Example: Randomly Initialized Agents vs Human Players
To see this in action, consider a multiplayer game environment where both agents and humans are navigating the same map. We begin by looking at randomly initialized agents—no prior knowledge, just pure exploration.
These agents often get stuck in one area of the map. They lack the understanding or coordination needed to progress—never discovering the actions or sequences required to reach more rewarding regions. As a result, their exploration remains shallow and repetitive.
In contrast, here’s what it looks like when human players interact with the same environment:
Humans intuitively combine exploration and goal-seeking behavior. They advance through the environment, solve intermediate tasks, and interact with key elements—reaching state-action pairs that random agents fail to discover.
Because the game is multiplayer, we also benefit from multiple humans generating trajectories simultaneously.

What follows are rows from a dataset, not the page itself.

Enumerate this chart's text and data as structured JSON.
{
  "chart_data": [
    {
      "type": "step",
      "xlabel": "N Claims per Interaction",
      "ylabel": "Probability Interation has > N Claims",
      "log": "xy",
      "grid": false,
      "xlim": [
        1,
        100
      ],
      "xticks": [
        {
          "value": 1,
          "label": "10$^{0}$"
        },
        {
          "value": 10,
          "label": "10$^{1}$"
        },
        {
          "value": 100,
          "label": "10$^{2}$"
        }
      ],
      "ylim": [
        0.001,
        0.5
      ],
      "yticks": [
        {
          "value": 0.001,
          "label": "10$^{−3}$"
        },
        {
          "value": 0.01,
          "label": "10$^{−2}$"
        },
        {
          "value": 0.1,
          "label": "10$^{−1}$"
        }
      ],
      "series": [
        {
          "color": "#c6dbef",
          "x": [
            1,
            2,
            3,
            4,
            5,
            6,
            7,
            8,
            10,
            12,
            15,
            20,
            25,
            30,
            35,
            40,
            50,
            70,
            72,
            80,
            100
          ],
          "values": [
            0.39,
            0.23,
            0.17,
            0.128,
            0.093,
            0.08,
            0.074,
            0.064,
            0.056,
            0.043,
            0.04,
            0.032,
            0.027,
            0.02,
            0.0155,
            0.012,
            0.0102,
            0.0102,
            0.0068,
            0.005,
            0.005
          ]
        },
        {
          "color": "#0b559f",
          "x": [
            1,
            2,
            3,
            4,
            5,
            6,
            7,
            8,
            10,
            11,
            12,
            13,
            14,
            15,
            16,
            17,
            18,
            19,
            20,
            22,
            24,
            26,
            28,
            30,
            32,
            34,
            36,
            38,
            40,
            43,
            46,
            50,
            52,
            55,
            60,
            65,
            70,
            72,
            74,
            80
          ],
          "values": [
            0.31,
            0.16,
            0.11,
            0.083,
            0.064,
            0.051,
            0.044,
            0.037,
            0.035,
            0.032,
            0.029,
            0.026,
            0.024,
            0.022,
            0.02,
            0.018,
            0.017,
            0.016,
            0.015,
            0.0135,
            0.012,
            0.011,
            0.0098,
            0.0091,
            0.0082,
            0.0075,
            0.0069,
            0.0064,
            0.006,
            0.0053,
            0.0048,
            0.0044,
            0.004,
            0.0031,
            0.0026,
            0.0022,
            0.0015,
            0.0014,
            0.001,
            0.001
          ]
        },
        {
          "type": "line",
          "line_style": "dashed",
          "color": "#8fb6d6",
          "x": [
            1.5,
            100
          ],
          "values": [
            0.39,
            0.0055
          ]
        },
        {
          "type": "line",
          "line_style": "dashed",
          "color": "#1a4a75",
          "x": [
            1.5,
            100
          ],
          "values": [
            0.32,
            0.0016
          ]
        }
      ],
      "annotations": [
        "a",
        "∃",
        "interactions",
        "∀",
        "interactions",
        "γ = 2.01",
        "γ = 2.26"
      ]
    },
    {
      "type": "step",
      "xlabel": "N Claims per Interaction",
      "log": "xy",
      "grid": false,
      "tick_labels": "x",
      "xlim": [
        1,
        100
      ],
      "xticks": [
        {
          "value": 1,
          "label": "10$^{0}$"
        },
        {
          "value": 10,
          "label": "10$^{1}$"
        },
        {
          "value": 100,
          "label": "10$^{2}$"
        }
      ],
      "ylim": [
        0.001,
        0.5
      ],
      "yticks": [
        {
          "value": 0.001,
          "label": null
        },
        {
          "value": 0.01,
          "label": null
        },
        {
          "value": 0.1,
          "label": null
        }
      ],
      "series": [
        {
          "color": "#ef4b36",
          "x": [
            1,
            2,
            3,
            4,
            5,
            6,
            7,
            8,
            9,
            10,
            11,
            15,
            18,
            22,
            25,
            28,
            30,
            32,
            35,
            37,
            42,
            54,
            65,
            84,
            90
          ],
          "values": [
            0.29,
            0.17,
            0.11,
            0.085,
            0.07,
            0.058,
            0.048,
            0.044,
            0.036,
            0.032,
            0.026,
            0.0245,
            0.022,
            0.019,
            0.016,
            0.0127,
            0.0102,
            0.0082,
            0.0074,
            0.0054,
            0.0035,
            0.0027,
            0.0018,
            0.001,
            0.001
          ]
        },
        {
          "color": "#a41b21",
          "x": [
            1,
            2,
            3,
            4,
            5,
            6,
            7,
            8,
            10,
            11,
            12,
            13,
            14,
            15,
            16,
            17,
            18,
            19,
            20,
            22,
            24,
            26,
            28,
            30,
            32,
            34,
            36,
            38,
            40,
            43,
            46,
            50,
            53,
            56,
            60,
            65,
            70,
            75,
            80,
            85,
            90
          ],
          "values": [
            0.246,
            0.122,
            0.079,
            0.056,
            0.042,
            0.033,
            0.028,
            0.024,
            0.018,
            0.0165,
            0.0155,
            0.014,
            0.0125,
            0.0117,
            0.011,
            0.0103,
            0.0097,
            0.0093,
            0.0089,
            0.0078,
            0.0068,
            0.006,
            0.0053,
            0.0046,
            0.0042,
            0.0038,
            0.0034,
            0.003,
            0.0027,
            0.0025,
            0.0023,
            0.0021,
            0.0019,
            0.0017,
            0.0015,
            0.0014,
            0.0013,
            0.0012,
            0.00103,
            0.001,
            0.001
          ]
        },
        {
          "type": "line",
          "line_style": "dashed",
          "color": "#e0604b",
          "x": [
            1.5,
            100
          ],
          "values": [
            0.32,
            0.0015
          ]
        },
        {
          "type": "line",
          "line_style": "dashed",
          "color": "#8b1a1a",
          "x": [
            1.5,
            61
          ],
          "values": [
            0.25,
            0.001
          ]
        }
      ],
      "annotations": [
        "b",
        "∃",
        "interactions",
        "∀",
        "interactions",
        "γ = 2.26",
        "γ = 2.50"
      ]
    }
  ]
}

This clear contrast reinforces the value of human gameplay: it not only covers more meaningful parts of the environment, but also unlocks areas that agents alone might never reach—especially early in training.
Conclusion
Crowdsourcing human gameplay provides a practical way to overcome the limitations of agent-only reinforcement learning. While agents often struggle with exploration, human players naturally cover diverse, reward-rich trajectories—especially in multiplayer settings where data can be collected at scale.
By combining this data with offline RL, we can train agents more efficiently and effectively, accelerating learning without requiring exhaustive trial-and-error. The result is a system that benefits from human intuition while retaining the strengths of RL optimization.
As environments grow more complex, this human-in-the-loop approach offers a scalable path toward training agents more efficiently.